Power Automateで会議の主催者を自分以外に設定する

自分以外のメンバーで会議設定したい

Power Automateを使って自分が主催者の会議を設定することは簡単です。
ここで、シナリオによっては「自分以外のメンバー」だけの会議したいといった場合があると思います。 その対応方法の覚え書きです。


業務シナリオ

  • いくつかの少人数のグループを作り、管理者が一括してグループミーティングを設定したい。
  • Power AutomateのOutlookコネクタで、指定したメンバーだけの会議を自動的に作成したい。 ※自分は参加者に含めない。

ここで問題発生

  • Power AutomateでTeams/Outlook会議を作成することは可能ですが、会議の開催者はフローの所有者である自分となります。※1
  • ここで問題なのが、会議が全て自分のカレンダーに登録されてしまうため、数が多いと自分の予定が埋め尽くされてしまいます。
  • 別途新しい予定表を作成しても良いのですが、リマインド通知されたりするので、できれば自分の予定表には登録したくありません。
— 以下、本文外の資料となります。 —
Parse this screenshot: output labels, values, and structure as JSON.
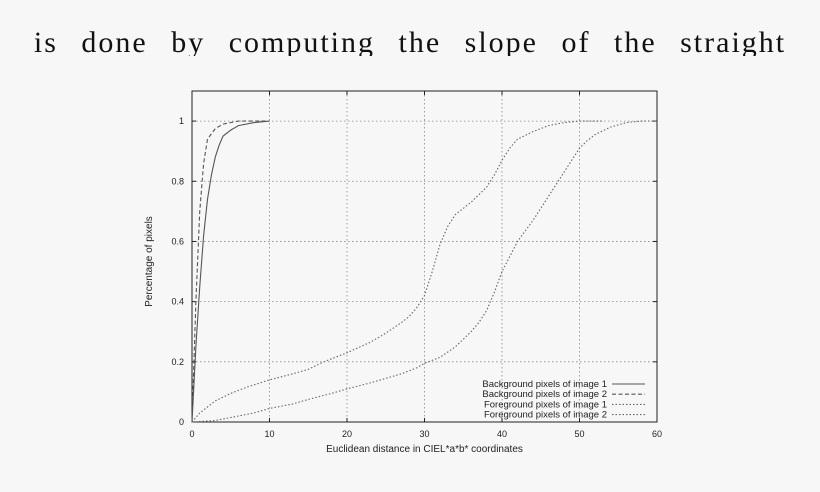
{
  "header": {
    "text": "is done by computing the slope of the straight"
  },
  "chart_data": {
    "type": "line",
    "title": "",
    "xlabel": "Euclidean distance in CIEL*a*b* coordinates",
    "ylabel": "Percentage of pixels",
    "xlim": [
      0,
      60
    ],
    "ylim": [
      0,
      1.1
    ],
    "xticks": [
      "0",
      "10",
      "20",
      "30",
      "40",
      "50",
      "60"
    ],
    "yticks": [
      "0",
      "0.2",
      "0.4",
      "0.6",
      "0.8",
      "1"
    ],
    "grid": true,
    "legend_position": "bottom-right",
    "series": [
      {
        "name": "Background pixels of image 1",
        "style": "solid",
        "color": "#555555",
        "points": [
          [
            0,
            0
          ],
          [
            0.5,
            0.25
          ],
          [
            1,
            0.45
          ],
          [
            1.5,
            0.62
          ],
          [
            2,
            0.74
          ],
          [
            2.5,
            0.82
          ],
          [
            3,
            0.88
          ],
          [
            3.5,
            0.92
          ],
          [
            4,
            0.95
          ],
          [
            5,
            0.97
          ],
          [
            6,
            0.985
          ],
          [
            8,
            0.995
          ],
          [
            10,
            1
          ]
        ]
      },
      {
        "name": "Background pixels of image 2",
        "style": "dashed",
        "color": "#555555",
        "points": [
          [
            0,
            0
          ],
          [
            0.5,
            0.4
          ],
          [
            1,
            0.7
          ],
          [
            1.5,
            0.86
          ],
          [
            2,
            0.94
          ],
          [
            3,
            0.975
          ],
          [
            4,
            0.99
          ],
          [
            6,
            1
          ],
          [
            10,
            1
          ]
        ]
      },
      {
        "name": "Foreground pixels of image 1",
        "style": "dotted",
        "color": "#666666",
        "points": [
          [
            0,
            0
          ],
          [
            1,
            0.03
          ],
          [
            2,
            0.05
          ],
          [
            3,
            0.07
          ],
          [
            5,
            0.095
          ],
          [
            7,
            0.115
          ],
          [
            10,
            0.14
          ],
          [
            13,
            0.16
          ],
          [
            15,
            0.175
          ],
          [
            17,
            0.2
          ],
          [
            20,
            0.23
          ],
          [
            23,
            0.265
          ],
          [
            25,
            0.295
          ],
          [
            27,
            0.33
          ],
          [
            28,
            0.35
          ],
          [
            29,
            0.38
          ],
          [
            30,
            0.42
          ],
          [
            31,
            0.5
          ],
          [
            32,
            0.59
          ],
          [
            33,
            0.65
          ],
          [
            34,
            0.69
          ],
          [
            36,
            0.73
          ],
          [
            38,
            0.78
          ],
          [
            39,
            0.82
          ],
          [
            40,
            0.87
          ],
          [
            41,
            0.91
          ],
          [
            42,
            0.94
          ],
          [
            44,
            0.965
          ],
          [
            46,
            0.985
          ],
          [
            48,
            0.995
          ],
          [
            50,
            1
          ],
          [
            53,
            1
          ]
        ]
      },
      {
        "name": "Foreground pixels of image 2",
        "style": "dotted",
        "color": "#666666",
        "points": [
          [
            0,
            0
          ],
          [
            3,
            0.005
          ],
          [
            5,
            0.015
          ],
          [
            8,
            0.03
          ],
          [
            10,
            0.045
          ],
          [
            13,
            0.06
          ],
          [
            15,
            0.075
          ],
          [
            18,
            0.095
          ],
          [
            20,
            0.11
          ],
          [
            23,
            0.13
          ],
          [
            25,
            0.145
          ],
          [
            27,
            0.16
          ],
          [
            29,
            0.18
          ],
          [
            30,
            0.195
          ],
          [
            32,
            0.215
          ],
          [
            34,
            0.25
          ],
          [
            36,
            0.3
          ],
          [
            37,
            0.33
          ],
          [
            38,
            0.37
          ],
          [
            39,
            0.43
          ],
          [
            40,
            0.5
          ],
          [
            41,
            0.55
          ],
          [
            42,
            0.6
          ],
          [
            44,
            0.67
          ],
          [
            46,
            0.75
          ],
          [
            48,
            0.83
          ],
          [
            49,
            0.87
          ],
          [
            50,
            0.91
          ],
          [
            51,
            0.935
          ],
          [
            52,
            0.955
          ],
          [
            54,
            0.98
          ],
          [
            56,
            0.995
          ],
          [
            58,
            1
          ],
          [
            60,
            1
          ]
        ]
      }
    ]
  }
}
※1 厳密にはフローの接続情報のユーザーであり、通常は自動化フローならフロー所有者、インスタントフローなら実行者となります。

結論

  • 会議設定用の「共有メールボックス」を作成します
  • 自分の権限でその予定表を編集できるよう、編集許可設定を行います。
  • 会議を作成するとき、予定表を「共有メールボックスの予定表」に設定します。
  • これにより、会議の開催者が「共有メールボックス」となり、「自分の予定表には登録されない」、かつ「リマインド通知も表示されない」を実現可能です。

解説

Outlook側の設定

共有メールボックス作成と委任

こちらはテナント管理者やExchange管理者しか操作できないところですが、Exchange管理センターより共有メールボックスを新規作成します。
※以下は新しい管理センターの画面です。

そして、委任の設定で、フローの作成者に対し以下の2つの権限を付与します。

これで、委任されたユーザーのOutlookメールボックスやカレンダーに、共有メールボックスが追加されます。
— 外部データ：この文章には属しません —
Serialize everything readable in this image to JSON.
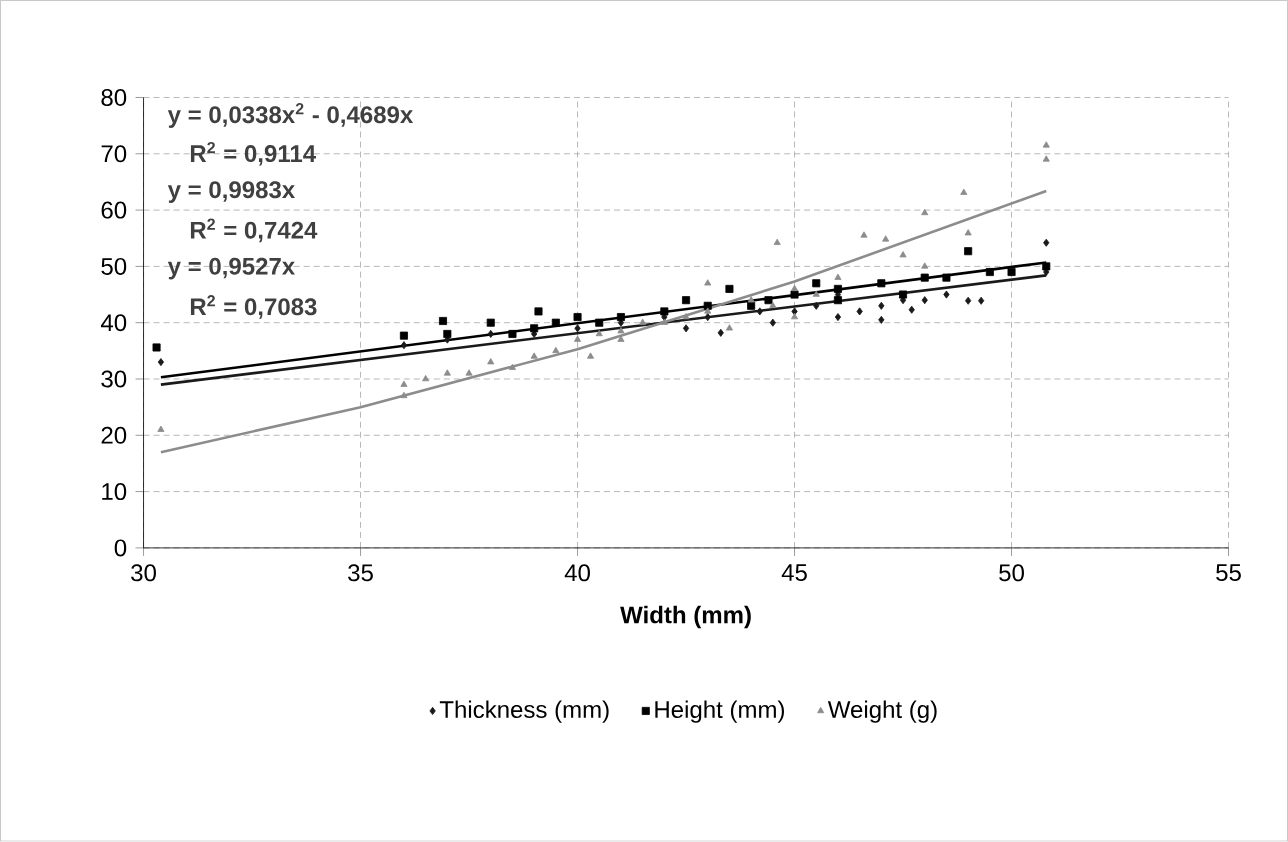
{
  "chart_data": {
    "type": "scatter",
    "xlabel": "Width (mm)",
    "xlim": [
      30,
      55
    ],
    "xticks": [
      30,
      35,
      40,
      45,
      50,
      55
    ],
    "ylim": [
      0,
      80
    ],
    "yticks": [
      0,
      10,
      20,
      30,
      40,
      50,
      60,
      70,
      80
    ],
    "grid": true,
    "legend": "bottom",
    "annotations": [
      "y = 0,0338x$^{2}$ - 0,4689x",
      "R$^{2}$ = 0,9114",
      "y = 0,9983x",
      "R$^{2}$ = 0,7424",
      "y = 0,9527x",
      "R$^{2}$ = 0,7083"
    ],
    "series": [
      {
        "name": "Thickness (mm)",
        "color": "#1a1a1a",
        "marker": "diamond",
        "x": [
          30.4,
          36,
          37,
          38,
          39,
          40,
          41,
          42,
          42.5,
          43,
          43.3,
          44.2,
          44.5,
          45,
          45.5,
          46,
          46,
          46.5,
          47,
          47,
          47.5,
          47.7,
          48,
          48.5,
          49,
          49.3,
          50.8,
          50.8
        ],
        "values": [
          33,
          36,
          37,
          38,
          38,
          39,
          40,
          41,
          39,
          41,
          38.2,
          42,
          40,
          42,
          43,
          41,
          45,
          42,
          43,
          40.5,
          44,
          42.3,
          44,
          45,
          43.9,
          43.9,
          54.2,
          49
        ]
      },
      {
        "name": "Height (mm)",
        "color": "#000000",
        "marker": "square",
        "x": [
          30.3,
          36,
          36.9,
          37,
          38,
          38.5,
          39,
          39.1,
          39.5,
          40,
          40.5,
          41,
          42,
          42.5,
          43,
          43.5,
          44.4,
          44,
          45,
          45.5,
          46,
          46,
          47,
          47.5,
          48,
          48.5,
          49,
          49.5,
          50,
          50.8
        ],
        "values": [
          35.6,
          37.7,
          40.3,
          38,
          40,
          38,
          39,
          42,
          40,
          41,
          40,
          41,
          42,
          44,
          43,
          46,
          44,
          43,
          45,
          47,
          46,
          44,
          47,
          45,
          48,
          48,
          52.7,
          49,
          49,
          50
        ]
      },
      {
        "name": "Weight (g)",
        "color": "#8c8c8c",
        "marker": "triangle",
        "x": [
          30.4,
          36,
          36,
          36.5,
          37,
          37.5,
          38,
          38.5,
          39,
          39.5,
          40,
          40.3,
          40.5,
          41,
          41,
          41.5,
          42,
          42.5,
          43,
          43,
          43.5,
          44,
          44.6,
          44.5,
          45,
          45,
          45.5,
          46,
          46.6,
          47.1,
          47.5,
          48,
          48,
          48.9,
          49,
          50.8,
          50.8
        ],
        "values": [
          21,
          27,
          29,
          30,
          31,
          31,
          33,
          32,
          34,
          35,
          37,
          34,
          38,
          37,
          38.5,
          40,
          40,
          41,
          42,
          47,
          39,
          44,
          54.2,
          43,
          46,
          41,
          45,
          48,
          55.5,
          54.8,
          52,
          50,
          59.5,
          63.1,
          55.9,
          71.5,
          69
        ]
      },
      {
        "type": "line",
        "color": "#1a1a1a",
        "x": [
          30.4,
          50.8
        ],
        "values": [
          29,
          48.4
        ]
      },
      {
        "type": "line",
        "color": "#000000",
        "x": [
          30.4,
          50.8
        ],
        "values": [
          30.3,
          50.7
        ]
      },
      {
        "type": "line",
        "color": "#8c8c8c",
        "x": [
          30.4,
          35,
          40,
          45,
          50.8
        ],
        "values": [
          17,
          25,
          35.3,
          47.3,
          63.4
        ]
      }
    ]
  }
}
また、共有メールボックスからメールを送信できるようになることで、以下のアクションを使えるようになります。
メール送信元を自分ではなく、共有メールボックスに設定できるので、システム通知用アドレスなどからメール送信できます。


予定表のアクセス許可

フロー作成者のメールボックスに、共有メールボックスが正しく追加されているか確認します。
次に、共有メールボックスの予定表に予定を追加できるよう、編集権限を設定します。

予定表を右クリックして共有とアクセス許可を選択。

自分に共有して、「編集が可能」の権限を付与します。

Power Automateの設定

予定表idの取得(Teamsのみ)

会議の作成にあたり、カレンダーidの取得が必要です。

Teams会議を設定する場合は、ドロップから予定表を選択できないので、Outlookのアクションを使ってカレンダーIDを抽出する処理が必要です。

以下の要領でカレンダーidを抽出します。

  1. カレンダーの取得アクションで、自分にアクセス権のある予定表の一覧が取得される
  2. アレイのフィルター処理で、「予定表名」を指定してidを検索
  3. 戻り値が配列なのでfirst関数で単一値としてカレンダーIDを取り出す


会議の作成

Teamsの場合は、先ほどのIDを使ってカレンダーを指定します。



Outlookの場合はドロップダウンで選択できるので簡単です。

これでフローを実行すると、共有メールボックスを主催者とする、
利用ユーザーだけの会議が設定可能です。

注意事項

共有メールボックスの予定表にアクセスできるのはフローの所有者だけです。
インスタントフローで実行するとユーザーの権限を利用するため、会議の作成が失敗します。
接続情報の設定で、フローの所有者の接続を利用する設定が必要です。